- Interactive map of Jatli
- Coordinates: 33°12′15.85″N 73°6′28.34″E﻿ / ﻿33.2044028°N 73.1078722°E
- Country: Pakistan
- Region: Punjab
- District: Rawalpindi
- Tehsil: Gujjar Khan
- Time zone: UTC+5 (PST)

= Jatli =

Jatli (جاتلى) is a chief town in Gujjar Khan Tehsil, Rawalpindi District of the Punjab province of Pakistan. Jatli is also the chief town of Union Council Jatli which is an administrative subdivision of the Tehsil.

==History==
The foundation of Jatli was laid by a person named Jatal. It was later awarded to Rai Dalla as a gift for his bravery. After then Akbar Khan and Mohabbat Khan took the possession of this land.

Jatli is a historic settlement in Gujar Khan Tehsil of Rawalpindi District, Punjab, Pakistan. Today, it is recognised as a town and the principal settlement of Union Council Jatli. Situated within the wider Pothohar region, Jatli forms part of a landscape historically characterised by agricultural communities, rural settlements, traditional clan structures and important routes linking Rawalpindi, Gujar Khan, Mandra and Chakwal.

The historical significance of Jatli becomes particularly evident when its present-day status is examined alongside the records preserved in the Punjab Gazetteer. These historical records demonstrate that Jatli was already an established settlement with administrative and communications importance during the British period. It was identified as one of the principal police jurisdictions of Gujar Khan Tahsil, alongside Gujar Khan and Mandra. The Gazetteer also records a cattle-pound at Jatli and identifies the settlement as an important point on the road connecting Mandra with the Chakwal direction.

Modern sources, including gazetteers and local historical accounts, further preserve traditions concerning the origin of the settlement and the families and communities associated with its development.

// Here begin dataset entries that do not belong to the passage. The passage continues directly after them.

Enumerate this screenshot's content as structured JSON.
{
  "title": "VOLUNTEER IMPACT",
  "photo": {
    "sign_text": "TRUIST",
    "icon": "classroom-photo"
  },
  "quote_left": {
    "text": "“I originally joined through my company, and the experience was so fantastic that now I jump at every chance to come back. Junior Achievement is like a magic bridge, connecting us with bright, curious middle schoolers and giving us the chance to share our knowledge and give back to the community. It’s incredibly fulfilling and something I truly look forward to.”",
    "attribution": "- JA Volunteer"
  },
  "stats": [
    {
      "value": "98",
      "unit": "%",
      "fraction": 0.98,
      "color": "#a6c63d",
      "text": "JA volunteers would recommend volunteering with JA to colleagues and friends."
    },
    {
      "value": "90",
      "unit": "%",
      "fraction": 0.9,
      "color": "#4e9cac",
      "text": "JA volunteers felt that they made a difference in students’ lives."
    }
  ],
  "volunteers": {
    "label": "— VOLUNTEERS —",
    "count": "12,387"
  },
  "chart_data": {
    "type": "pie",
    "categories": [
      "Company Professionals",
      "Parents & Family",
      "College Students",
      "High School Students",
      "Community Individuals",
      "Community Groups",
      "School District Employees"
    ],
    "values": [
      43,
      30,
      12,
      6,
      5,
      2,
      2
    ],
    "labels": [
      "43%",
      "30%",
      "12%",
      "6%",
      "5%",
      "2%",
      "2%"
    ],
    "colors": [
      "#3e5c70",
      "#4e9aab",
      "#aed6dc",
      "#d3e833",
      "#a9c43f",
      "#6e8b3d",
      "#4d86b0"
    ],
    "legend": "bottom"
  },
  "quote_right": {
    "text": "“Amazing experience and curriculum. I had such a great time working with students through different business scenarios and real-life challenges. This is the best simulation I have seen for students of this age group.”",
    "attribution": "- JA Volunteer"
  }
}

Taken together, these documentary and traditional sources provide a broader picture of Jatli's historical and cultural development.

==Generation of Jatli==
Jatli is mainly held by Suryavanshi Thathaal Rajputs and origin is Kashmir as they are descendants of Raja Karan (ruler of Kashmir) and further took over by his son Raja Thathu who first converted to Islam. They were expelled/displaced from their native place during Mughal regime in 16th century. Raja Thathu's offspring namely Muhabbat Khan, Akber Khan and their sister came to Jatli during Mughal reign and made their home at a central spot under a big Pepal (ficus religiosa) tree. The tree still stands in the courtyard of Choudhry Sahar Gul.